Explicit Reformulation of Discrete Distributionally Robust Optimization Problems

TL;DR

This paper introduces a simplified discrete distributionally robust optimization (DDRO) approach that reduces complex problems to a single convex program, improving computational efficiency and practical applicability in real-world uncertain systems.

Contribution

It proposes a novel DDRO reformulation using two types of uncertainty balls, transforming the problem into a single-layer convex program with practical guidance for parameter selection.

Findings

Achieved up to 3% variation in mean hitting time.

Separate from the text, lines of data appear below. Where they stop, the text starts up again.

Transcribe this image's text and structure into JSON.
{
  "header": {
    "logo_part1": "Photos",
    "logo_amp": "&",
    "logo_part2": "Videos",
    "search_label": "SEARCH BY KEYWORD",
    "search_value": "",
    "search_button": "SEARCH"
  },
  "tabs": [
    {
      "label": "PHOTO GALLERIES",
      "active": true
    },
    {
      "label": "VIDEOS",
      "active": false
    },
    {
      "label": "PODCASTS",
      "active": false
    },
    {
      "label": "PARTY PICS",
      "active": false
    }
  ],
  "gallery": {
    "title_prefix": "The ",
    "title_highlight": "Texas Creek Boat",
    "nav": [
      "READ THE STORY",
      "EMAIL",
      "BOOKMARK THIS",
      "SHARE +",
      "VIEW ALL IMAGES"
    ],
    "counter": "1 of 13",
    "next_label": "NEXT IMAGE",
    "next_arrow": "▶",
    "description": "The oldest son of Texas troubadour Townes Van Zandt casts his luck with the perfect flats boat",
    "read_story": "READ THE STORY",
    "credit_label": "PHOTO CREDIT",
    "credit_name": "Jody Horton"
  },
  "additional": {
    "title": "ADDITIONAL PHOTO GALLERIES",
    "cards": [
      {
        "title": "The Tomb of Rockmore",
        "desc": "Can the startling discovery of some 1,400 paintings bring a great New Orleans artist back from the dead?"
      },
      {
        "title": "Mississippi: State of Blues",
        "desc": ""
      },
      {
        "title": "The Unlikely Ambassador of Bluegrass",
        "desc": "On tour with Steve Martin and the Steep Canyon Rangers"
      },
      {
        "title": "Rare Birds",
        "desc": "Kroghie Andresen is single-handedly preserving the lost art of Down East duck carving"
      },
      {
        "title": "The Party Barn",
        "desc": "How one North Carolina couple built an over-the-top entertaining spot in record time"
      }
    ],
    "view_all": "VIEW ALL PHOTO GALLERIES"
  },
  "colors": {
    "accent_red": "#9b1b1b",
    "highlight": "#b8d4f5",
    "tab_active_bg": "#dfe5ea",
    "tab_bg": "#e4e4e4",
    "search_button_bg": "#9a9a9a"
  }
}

Reduced CVaR by up to 13%.

Demonstrated improved tractability in a patrol-agent design problem.

Abstract

Distributionally robust optimization (DRO) is an effective framework for controlling real-world systems with various uncertainties, typically modeled using distributional uncertainty balls. However, DRO problems often involve infinitely many inequality constraints, rendering exact solutions computationally expensive. In this study, we propose a discrete DRO (DDRO) method that significantly simplifies the problem by reducing it to a single trivial constraint. Specifically, the proposed method utilizes two types of distributional uncertainty balls to reformulate the DDRO problem into a single-layer smooth convex program, significantly improving tractability. Furthermore, we provide practical guidance for selecting the appropriate ball sizes. The original DDRO problem is further reformulated into two optimization problems: one minimizing the mean and standard deviation, and the other minimizing the conditional value at risk (CVaR). These formulations account for the choice of ball sizes, thereby enhancing the practical applicability of the method. The proposed method was applied to a distributionally robust patrol-agent design problem, identifying a Pareto front in which the mean and standard deviation of the mean hitting time varied by up to 3% and 14%, respectively, while achieving a CVaR reduction of up to 13%.